EM CALHANDO A SORTE FAZ-SE
OU ENTÃO COMPRA-SE FEITA
TAMBÉM DIZ (QUE) QUEM TORTO NASCE
TARDE OU NUNCA SE ENDIREITA
EM CONTRAMÃO
P’RABREVIAR A CONVERSA
DIZES SIM EU DIGO NÃO IGUALMENTE E VICE – VERSA


"Porque Gem'a Clara...
acto final
(por enquanto)


Clara - António, passas-me o sal...
António – Clara, isso já tem sal que chegue!
Clara – P’ra ti, talvez. Passas-me o sal?...
António – Acho que continuas a pôr sal demais na comida.
Clara – Nunca saberás o que é demais, enquanto não souberes o que é mais do que demais.
António – Coisa tão estúpida!
Clara – Li num livro.
António – Não faz sentido.
Clara – P’ra mim faz.
António – Não faz sentido nenhum. Em que livro?
Clara – Não me lembro.
António – Repetes o que lês, mas desconfio que nem sabes o que estás a dizer.
Clara – Dizes tu...
António – Como os papagaios...
Clara – Papagaio era o teu avô! Passas-me o sal, ou não?...
António – Toma.
Clara – Já está no fim!
António – Pois está. Amanhã, a ver se se compra.

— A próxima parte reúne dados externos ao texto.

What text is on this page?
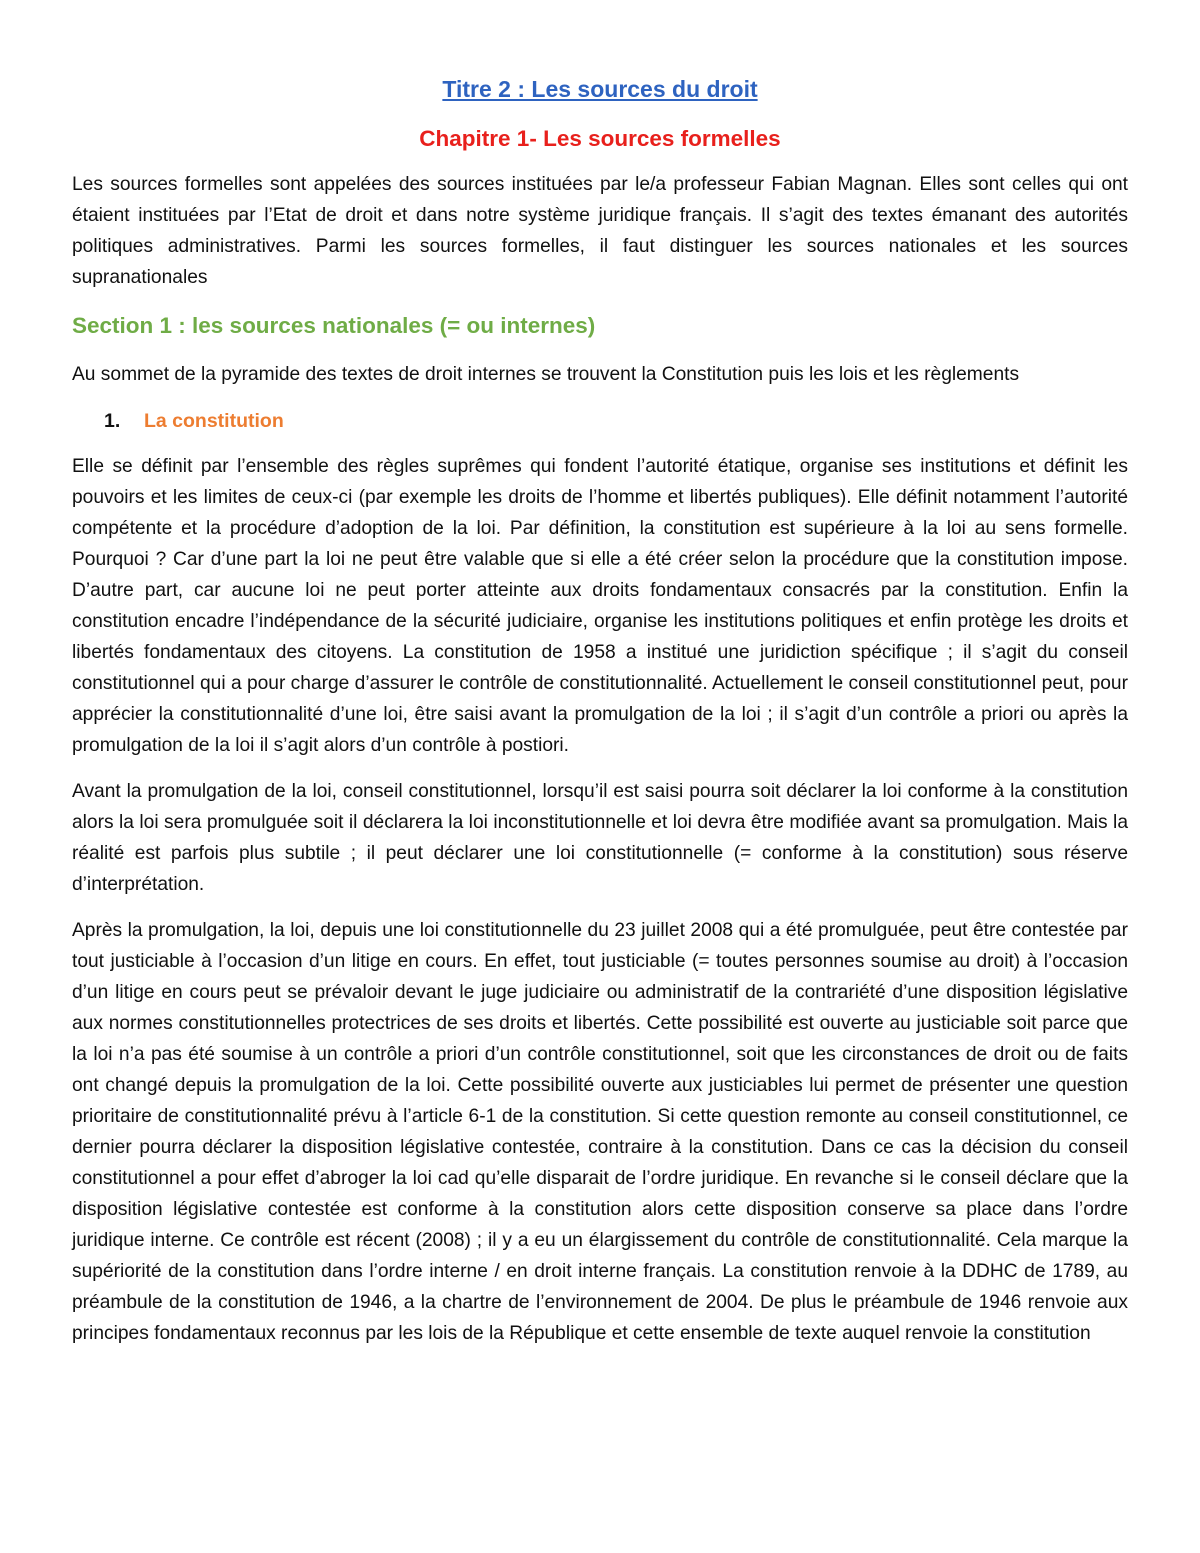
Titre 2 : Les sources du droit
Chapitre 1- Les sources formelles

Les sources formelles sont appelées des sources instituées par le/a professeur Fabian Magnan. Elles sont celles qui ont étaient instituées par l’Etat de droit et dans notre système juridique français. Il s’agit des textes émanant des autorités politiques administratives. Parmi les sources formelles, il faut distinguer les sources nationales et les sources supranationales

Section 1 : les sources nationales (= ou internes)

Au sommet de la pyramide des textes de droit internes se trouvent la Constitution puis les lois et les règlements

1.	La constitution

Elle se définit par l’ensemble des règles suprêmes qui fondent l’autorité étatique, organise ses institutions et définit les pouvoirs et les limites de ceux-ci (par exemple les droits de l’homme et libertés publiques). Elle définit notamment l’autorité compétente et la procédure d’adoption de la loi. Par définition, la constitution est supérieure à la loi au sens formelle. Pourquoi ? Car d’une part la loi ne peut être valable que si elle a été créer selon la procédure que la constitution impose. D’autre part, car aucune loi ne peut porter atteinte aux droits fondamentaux consacrés par la constitution. Enfin la constitution encadre l’indépendance de la sécurité judiciaire, organise les institutions politiques et enfin protège les droits et libertés fondamentaux des citoyens. La constitution de 1958 a institué une juridiction spécifique ; il s’agit du conseil constitutionnel qui a pour charge d’assurer le contrôle de constitutionnalité. Actuellement le conseil constitutionnel peut, pour apprécier la constitutionnalité d’une loi, être saisi avant la promulgation de la loi ; il s’agit d’un contrôle a priori ou après la promulgation de la loi il s’agit alors d’un contrôle à postiori.

Avant la promulgation de la loi, conseil constitutionnel, lorsqu’il est saisi pourra soit déclarer la loi conforme à la constitution alors la loi sera promulguée soit il déclarera la loi inconstitutionnelle et loi devra être modifiée avant sa promulgation. Mais la réalité est parfois plus subtile ; il peut déclarer une loi constitutionnelle (= conforme à la constitution) sous réserve d’interprétation.

Après la promulgation, la loi, depuis une loi constitutionnelle du 23 juillet 2008 qui a été promulguée, peut être contestée par tout justiciable à l’occasion d’un litige en cours. En effet, tout justiciable (= toutes personnes soumise au droit) à l’occasion d’un litige en cours peut se prévaloir devant le juge judiciaire ou administratif de la contrariété d’une disposition législative aux normes constitutionnelles protectrices de ses droits et libertés. Cette possibilité est ouverte au justiciable soit parce que la loi n’a pas été soumise à un contrôle a priori d’un contrôle constitutionnel, soit que les circonstances de droit ou de faits ont changé depuis la promulgation de la loi. Cette possibilité ouverte aux justiciables lui permet de présenter une question prioritaire de constitutionnalité prévu à l’article 6-1 de la constitution. Si cette question remonte au conseil constitutionnel, ce dernier pourra déclarer la disposition législative contestée, contraire à la constitution. Dans ce cas la décision du conseil constitutionnel a pour effet d’abroger la loi cad qu’elle disparait de l’ordre juridique. En revanche si le conseil déclare que la disposition législative contestée est conforme à la constitution alors cette disposition conserve sa place dans l’ordre juridique interne. Ce contrôle est récent (2008) ; il y a eu un élargissement du contrôle de constitutionnalité. Cela marque la supériorité de la constitution dans l’ordre interne / en droit interne français. La constitution renvoie à la DDHC de 1789, au préambule de la constitution de 1946, a la chartre de l’environnement de 2004. De plus le préambule de 1946 renvoie aux principes fondamentaux reconnus par les lois de la République et cette ensemble de texte auquel renvoie la constitution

quinta-feira, 28 de abril de 2005

belfaghor

é como te digo:
tudo o que não foi,
será
& ninguém
está disso defendido!

tudo o que não foi; será?!... Posted by Hello

e inauguro então, assim, a minha galeria de imagens no ciber'spaço... Posted by Hello

cenas conjugais 3

António - Que estupidez!
Clara - Que é que disseste?
António - É uma estupidez!
Clara - O que é que é uma estupidez?!
António - O Tempo.
Clara - Que tem o Tempo?!...
António - A forma como passa...
Clara - ISSO é que é uma estupidez. O Tempo não passa; nós é que passamos.
António - Passamos?!...
Clara - O Tempo não começa nem acaba nunca. Limita-se a ser coisa nenhuma. Em sendo, é. E é tudo.
António - E nós é que passamos?! Assim mesmo, por coisa nenhuma?!
Clara - Rasgando no espaço rugas de memórias, angústias de muitas mortes...
António - E é tudo?!...
Clara - Pequenas vitórias, amores frustrados, paranóias metafísicas, a lei da selva...
António - Nem tu própria acreditas nisso!
Clara - Guerras de nervos, coisas que não funcionam, as vacas loucas, o vaticano, a peste negra e outras merdas...
António - És uma porca.
Clara - Vejo a realidade. É tudo.
António - És na realidade uma porca.
Clara - Penso nas coisas.
António - Continuo a pensar que és uma porca.
Clara - Não, António. A nossa vida é que se tornou uma porcaria...
António - Porca, porca, porca!!!
Clara - Não adianta. Nem que fiques aí o resto da noite a bater à porca.

cenas conjugais 2

António – Estás a rir de quê ?
Clara – De nada. Não me estava a rir
António – Então, se não estavas a rir, estavas a quê?
Clara – Estava a quê, o quê?
António – Não estavas a rir...
Clara – Eu não!
António – Então estavas a quê?
Clara – Estava a nada. Estava normal!
António – Normal a rir !
Clara – A rir, como?! Estava assim!
António – Assim não. Estavas com cara de riso.
Clara – Cara de riso?! O que é isso, cara de riso?
António – Não estavas às gargalhadas... Cara de riso. Um sorrisinho.
Clara – Querias que estivesse como?! Cara fechada, a rosnar e a espumar pela boca?!
António – Não sejas parva! Estavas com um ar de gozo. Carinha de riso. Um arzinho palerma...
Clara – Palerma és tu! Pois se não me dói nada, queres que chore?
António – Não te dói nada! Corre-te bem a vida, a ti, hem Corre-te bem a vidinha?
Clara – Não corre, nem deixa de correr. Mas que porra te deu agora?! Saí-te na rifa?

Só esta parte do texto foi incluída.